2013 10.08 – 29.08 Art center at former Krasnopresnensky sugar refining factory, Moscow

Photography series
Dimension: 40 x 60 cm
Production: 2012 – 2013

A typical back of beyond from the standpoint of large city inhabitants looks like this: a concrete modernist stele with an emblem and welcome words on the gateway road and a meaningful “Good journey!” wish on its exit way, asphalt driveways with last repairings made in the 50s, Lenin street leading to Central square smoothly. Most of these towns maintain steady links with villages and other neighboring rural settlements; agrarian and urban traits are intertwined into paradoxical at first glance but stable if to get accustomed to, organism. Small towns now are likely to be industrial places with rural living conditions, ruined buildings of former factory shops and blown out signal lights of tall plant chimneys.

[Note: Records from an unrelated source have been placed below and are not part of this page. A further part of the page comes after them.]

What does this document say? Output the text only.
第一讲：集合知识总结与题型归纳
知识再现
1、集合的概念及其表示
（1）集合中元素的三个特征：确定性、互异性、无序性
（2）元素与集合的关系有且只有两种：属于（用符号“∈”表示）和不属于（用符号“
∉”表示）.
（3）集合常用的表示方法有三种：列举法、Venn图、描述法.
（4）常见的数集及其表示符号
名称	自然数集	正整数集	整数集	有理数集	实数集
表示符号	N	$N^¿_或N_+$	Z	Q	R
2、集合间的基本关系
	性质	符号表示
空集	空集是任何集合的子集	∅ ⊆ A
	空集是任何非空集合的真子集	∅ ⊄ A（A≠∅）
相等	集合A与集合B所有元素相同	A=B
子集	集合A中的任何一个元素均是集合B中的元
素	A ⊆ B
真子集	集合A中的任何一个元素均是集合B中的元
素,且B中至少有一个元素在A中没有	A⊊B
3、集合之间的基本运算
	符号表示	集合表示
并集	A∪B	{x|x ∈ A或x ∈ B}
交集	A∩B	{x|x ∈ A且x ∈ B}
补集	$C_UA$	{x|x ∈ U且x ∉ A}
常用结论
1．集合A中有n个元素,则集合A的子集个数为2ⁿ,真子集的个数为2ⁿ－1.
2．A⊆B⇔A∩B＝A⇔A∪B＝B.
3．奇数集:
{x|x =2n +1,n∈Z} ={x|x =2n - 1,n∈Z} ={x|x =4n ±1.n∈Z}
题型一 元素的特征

These towns, usually functioning as district centers, don’t get into view of media regularly. Most attention is paid to villages: human tragedies, joblessness, depression are in focus of bloggers and news reporters. Regional centers with their appealing main streets facades frequently appear on the TV as image makers for whole regions. However, small towns have only one function of a transfer station with an intercity express delayed forever for some of its inhabitants. It is considered that small towns are places for minors who could not integrate into big cities’ communities or who got a place at local levels of so-called vertical of authority.

Small towns are too far from the rest world, and everything here becomes exaggerated and gets in the eyes straightly with biting sarcasm: social differentiation, ruins of a bygone era, and naive dreams in school essays.

District centers, despite their geographical and climate differences, form the metaphysical view of post–Soviet area, invariable from country to country, without urbanization and ecological tourism established yet, but with production sites, income sources and lives already destroyed.

Raycenter is a homophone of the Russian word that means district center.